Israeli aircraft fired three missiles at an abandoned police base in the Palestinian presidential compound Tuesday, the first time Israel has attacked a security installation since the militant group Hamas took control of the Palestinian government.

Israeli tanks also targeted the northern Gaza Strip, killing one Palestinian and wounding seven, including a mother and her 6-month-old baby, Palestinian officials said.

The Israeli army said it launched artillery at empty fields in northern Gaza to deter militants from launching homemade rockets into Israel. Earlier, Palestinian militants had fired homemade rockets at Israel, causing no injuries.

It was not immediately clear why Palestinian President Mahmoud Abbas' compound was targeted. Abbas, a moderate whose Fatah Party was defeated by Hamas in recent legislative elections, has repeatedly condemned the rocket fire and urged Hamas to accept peacemaking with Israel.

Abbas denounced the airstrike and called for international intervention to stop what he called Israel's "destruction for the sake of destruction." He said he contacted "the U.N., Russia, the EU and Arab states and told them that these actions complicate daily life and affect our human and social status."

Abbas, elected separately last year, was at his main headquarters in the West Bank at the time of the airstrike.

In Israel, the two largest political parties pledged to serve together in a new government, setting aside recent bickering. The announcement by the Kadima and Labor parties paved the way for a center-left coalition that could push ahead with a proposed West Bank pullout in the next four years.

The announcement came after a meeting between acting Prime Minister Ehud Olmert of Kadima and Labor leader Amir Peretz.

"We are happy to announce that immediately after the president gives me the mission of putting together a government, we will open coalition talks that will allow us to form a government in which the Labor Party will be a senior member," Olmert said with Peretz standing next to him.

Both men said they would try to forge the new coalition as quickly as possible.

In last week's election, Kadima emerged as the largest party in parliament with 29 out of 120 seats, followed by Labor with 19 seats. Under Israel's electoral system, the president, who holds a largely ceremonial post, traditionally asks the leader of the largest party to try to form a coalition government.

Labor initially balked at recommending to the president that Olmert be given that job, in what largely appeared to be a negotiating tactic.

Labor favors peace talks with the Palestinians. But it also is the party most likely to go along with Olmert's plan to dismantle dozens of small Jewish settlements, annex major settlement blocs and draw a border in the West Bank by 2010.

Tuesday's airstrike targeted Ansar 2, a security compound about 100 yards from Abbas' office in Gaza City.
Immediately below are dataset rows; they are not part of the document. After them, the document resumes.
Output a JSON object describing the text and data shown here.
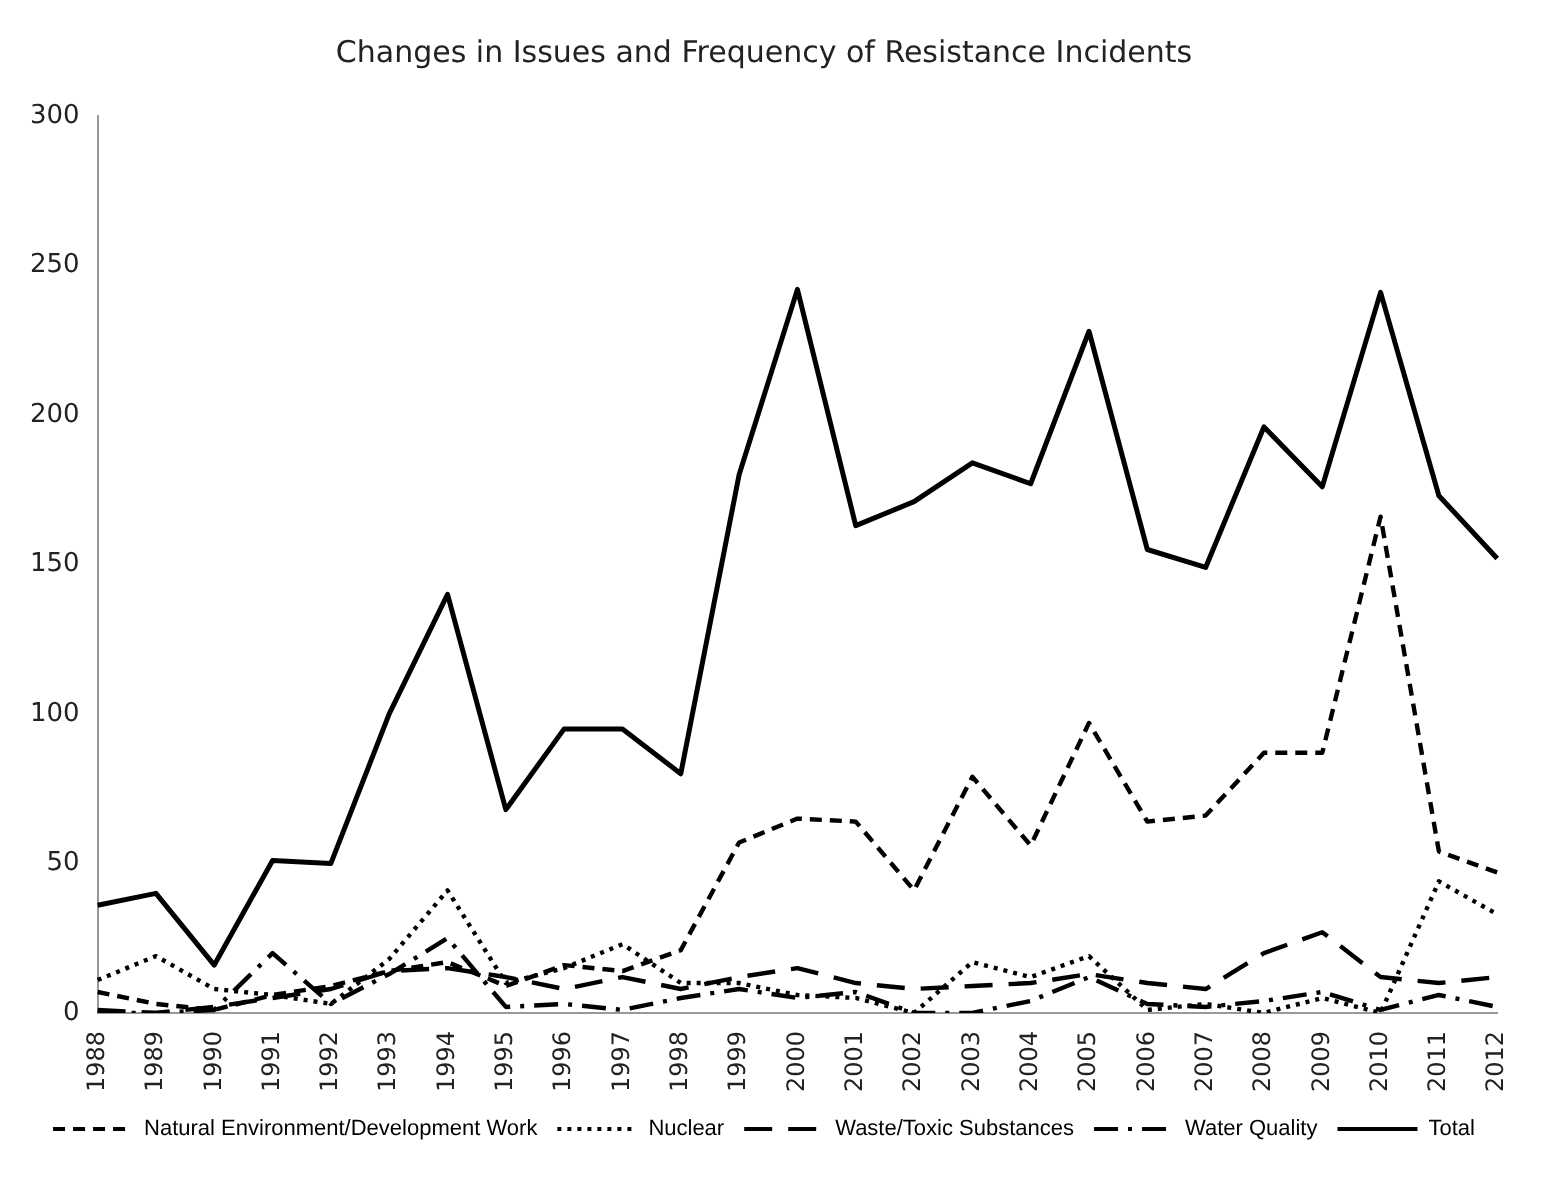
{
  "chart_data": {
    "type": "line",
    "title": "Changes in Issues and Frequency of Resistance Incidents",
    "categories": [
      "1988",
      "1989",
      "1990",
      "1991",
      "1992",
      "1993",
      "1994",
      "1995",
      "1996",
      "1997",
      "1998",
      "1999",
      "2000",
      "2001",
      "2002",
      "2003",
      "2004",
      "2005",
      "2006",
      "2007",
      "2008",
      "2009",
      "2010",
      "2011",
      "2012"
    ],
    "ylim": [
      0,
      300
    ],
    "yticks": [
      0,
      50,
      100,
      150,
      200,
      250,
      300
    ],
    "grid": false,
    "legend": "bottom",
    "marker": "none",
    "series": [
      {
        "name": "Natural Environment/Development Work",
        "color": "#000000",
        "line_style": "dashed",
        "values": [
          7,
          3,
          1,
          6,
          9,
          14,
          17,
          9,
          16,
          14,
          21,
          57,
          65,
          64,
          41,
          79,
          56,
          97,
          64,
          66,
          87,
          87,
          166,
          54,
          47
        ]
      },
      {
        "name": "Nuclear",
        "color": "#000000",
        "line_style": "dotted",
        "values": [
          11,
          19,
          8,
          6,
          3,
          18,
          41,
          10,
          15,
          23,
          10,
          10,
          6,
          5,
          0,
          17,
          12,
          19,
          1,
          3,
          0,
          5,
          0,
          44,
          33
        ]
      },
      {
        "name": "Waste/Toxic Substances",
        "color": "#000000",
        "line_style": "dashed",
        "values": [
          1,
          0,
          2,
          5,
          8,
          14,
          15,
          12,
          8,
          12,
          8,
          12,
          15,
          10,
          8,
          9,
          10,
          13,
          10,
          8,
          20,
          27,
          12,
          10,
          12
        ]
      },
      {
        "name": "Water Quality",
        "color": "#000000",
        "line_style": "dashed",
        "values": [
          0,
          0,
          1,
          20,
          3,
          13,
          25,
          2,
          3,
          1,
          5,
          8,
          5,
          7,
          0,
          0,
          4,
          12,
          3,
          2,
          4,
          7,
          1,
          6,
          2
        ]
      },
      {
        "name": "Total",
        "color": "#000000",
        "line_style": "solid",
        "values": [
          36,
          40,
          16,
          51,
          50,
          100,
          140,
          68,
          95,
          95,
          80,
          180,
          242,
          163,
          171,
          184,
          177,
          228,
          155,
          149,
          196,
          176,
          241,
          173,
          152
        ]
      }
    ]
  }
}
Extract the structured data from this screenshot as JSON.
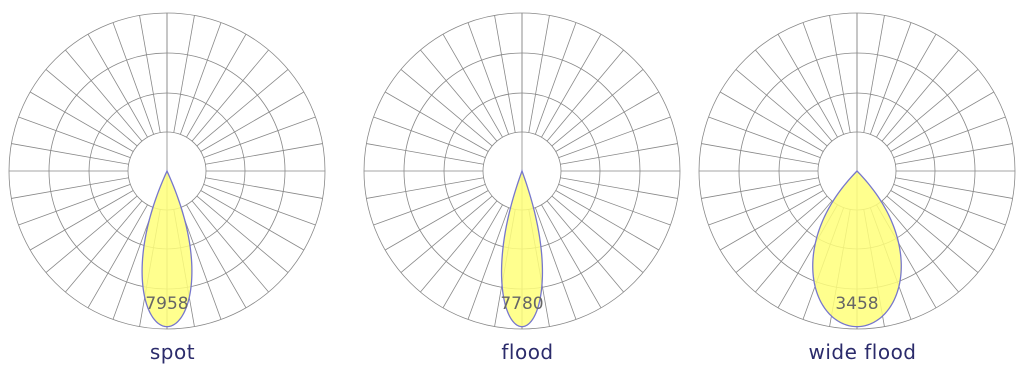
{
  "chart_data": [
    {
      "type": "polar",
      "label": "spot",
      "peak_value": "7958",
      "half_beam_angle_deg": 11,
      "fill_color": "#ffff7a",
      "outline_color": "#7777cc"
    },
    {
      "type": "polar",
      "label": "flood",
      "peak_value": "7780",
      "half_beam_angle_deg": 9,
      "fill_color": "#ffff7a",
      "outline_color": "#7777cc"
    },
    {
      "type": "polar",
      "label": "wide flood",
      "peak_value": "3458",
      "half_beam_angle_deg": 20,
      "fill_color": "#ffff7a",
      "outline_color": "#7777cc"
    }
  ],
  "grid_color": "#888888"
}
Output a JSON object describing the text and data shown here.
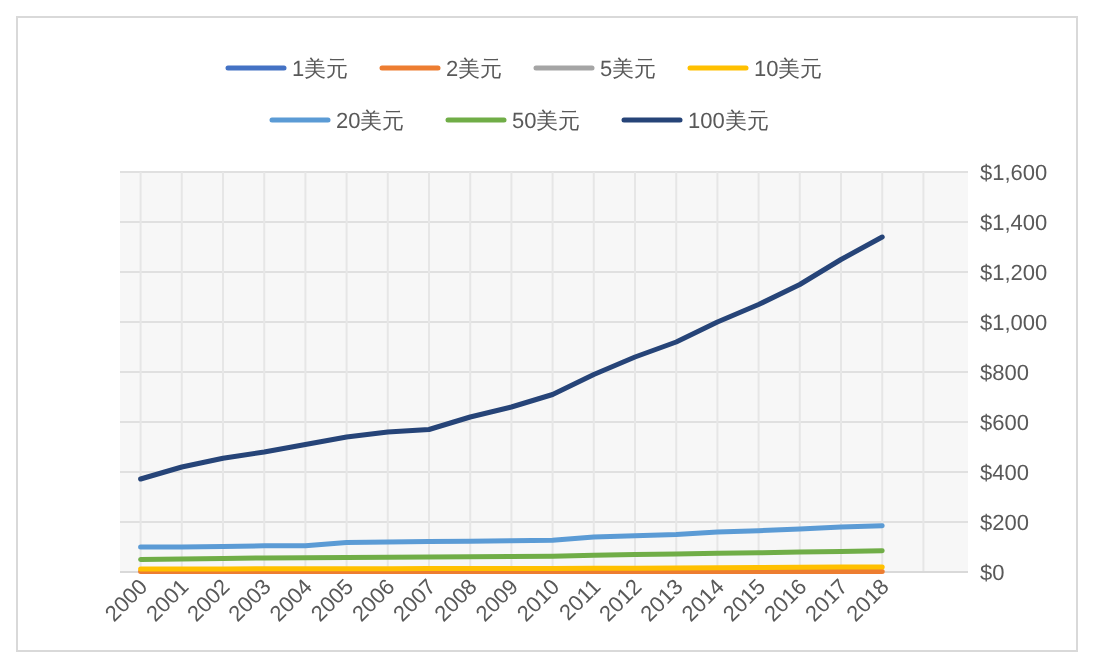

The attack wounded two people and left deep craters, officials said.

The Hamas-controlled Interior Ministry, which oversees some of the Palestinian security forces, condemned the Israeli "aggression" and threatened to retaliate.

Ansar 2, formerly used by Palestinian security forces to store equipment, has been abandoned due to previous Israeli attacks. During five years of fighting, Israel repeatedly attacked the site, most recently in 2004.

The missile attack came shortly after a Chinese envoy met with the new Palestinian foreign minister, becoming the first foreign diplomat to do so since the Hamas government was sworn in last week.

Foreign Minister Mahmoud Zahar also said he plans to visit China next month for a conference and was told a Palestinian delegation would be welcomed. It would be the first visit by Zahar to a non-Arab country since the Hamas government took power.

"The Chinese told us that they are ready to receive a Palestinian delegation at any time," Zahar said.

The visit could hurt Israel's efforts to rally international pressure on Hamas, which has killed hundreds of people in suicide bombings and opposes the existence of Israel. The United States and Europe have branded Hamas a terrorist group and many countries have pledged to shun the group's government until it renounces violence.

The Chinese diplomat, Yang Wei Guo, did not comment on Zahar's planned visit.

"We discussed the joint relations and the bilateral projects and we hope to continue and strengthen the cooperation and friendship in the future," he said.

Israeli Foreign Ministry spokesman Mark Regev said Israel "would be concerned about giving legitimacy and recognition to an unreformed Hamas because we believe that that would hurt the chances of the new Palestinian government moderating its extreme positions."

Stepping up Israeli pressure on Hamas, Israel's largest bank said Tuesday it is severing ties with Palestinian banks.

A former Palestinian official said Arab banks have advised the Hamas-controlled Palestinian Authority to withdraw money from their accounts, fearing Western countries will soon impose sanctions against the banks. The former official asked not to be identified because he no longer holds a government position.